HFW 1: Naïveté

We discuss the logic of the dataset and establish a naïve benchmark

Jan 28, 2025

In our last post, Hello Forecasting World!, (or HFW 0), we established the motivation for this series: test the main time series algorithms on their predictive accuracy to forecast revenues. Of course, the devil is in the details for how we plan to do this. We need a fairly representative dataset that captures different industries, economic exposures, and reporting conventions. The dataset also needs to be manageable enough so that the reader can do this at home without having to pay for a data stream or API feed. It would be easy enough to connect to Factset or Bloomberg and pull the data. But that would require some beaucoup bucks for the privilege and ease. That doesn't work for the philosophy of this blog, which is to ensure that most results are reproducible (within reason of course!). The process to do this was actually more involved than we expected, having had to experiment with AlphaVantage, SimFin, Tiingo, and Yahoo! We detail how we built the dataset in Code Walk-Throughs. For now, we'll summarize the process.

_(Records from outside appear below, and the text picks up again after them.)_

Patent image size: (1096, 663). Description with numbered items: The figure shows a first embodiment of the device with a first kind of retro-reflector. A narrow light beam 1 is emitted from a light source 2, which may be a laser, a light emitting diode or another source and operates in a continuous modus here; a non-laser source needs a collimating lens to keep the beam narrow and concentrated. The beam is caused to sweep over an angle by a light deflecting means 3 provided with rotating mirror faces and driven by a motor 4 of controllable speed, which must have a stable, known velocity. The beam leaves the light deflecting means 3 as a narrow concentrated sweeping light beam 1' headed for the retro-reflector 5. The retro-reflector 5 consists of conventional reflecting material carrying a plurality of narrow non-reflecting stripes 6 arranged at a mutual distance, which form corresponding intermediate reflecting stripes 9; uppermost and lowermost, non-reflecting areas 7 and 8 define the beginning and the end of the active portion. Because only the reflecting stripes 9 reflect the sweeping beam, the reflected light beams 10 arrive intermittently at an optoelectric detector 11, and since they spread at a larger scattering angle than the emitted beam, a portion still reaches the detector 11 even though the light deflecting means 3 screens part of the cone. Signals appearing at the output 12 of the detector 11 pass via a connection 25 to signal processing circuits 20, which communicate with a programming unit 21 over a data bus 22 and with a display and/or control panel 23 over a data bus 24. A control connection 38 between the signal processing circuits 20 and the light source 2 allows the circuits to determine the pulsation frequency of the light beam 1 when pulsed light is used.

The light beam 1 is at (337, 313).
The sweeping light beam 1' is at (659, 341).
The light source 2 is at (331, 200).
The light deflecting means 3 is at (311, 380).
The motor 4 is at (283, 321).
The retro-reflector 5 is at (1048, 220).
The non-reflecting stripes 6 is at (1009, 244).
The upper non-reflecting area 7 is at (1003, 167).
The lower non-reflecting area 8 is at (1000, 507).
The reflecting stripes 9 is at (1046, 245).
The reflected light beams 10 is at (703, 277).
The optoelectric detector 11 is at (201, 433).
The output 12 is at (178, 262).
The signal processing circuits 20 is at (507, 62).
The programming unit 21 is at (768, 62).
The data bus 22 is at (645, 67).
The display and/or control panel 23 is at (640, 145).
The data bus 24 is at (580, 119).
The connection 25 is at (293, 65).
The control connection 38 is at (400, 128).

Why do we want to capture different industries, economic exposures, and reporting conventions? Logically, there are likely to be some algorithms that are randomly better suited to forecasting Caterpillar's revenues as opposed to Pfizer's. Not accounting for that would—knowingly or not—yield biased results. Additionally, a buyside fundamental analyst would likely need to forecast revenues for a range of industries and companies, so it would behoove him or her to know if there is a performant, general purpose algorithm that can be applied across the board. The constraints to all of this are free data, a sufficiently long period, and manageable size.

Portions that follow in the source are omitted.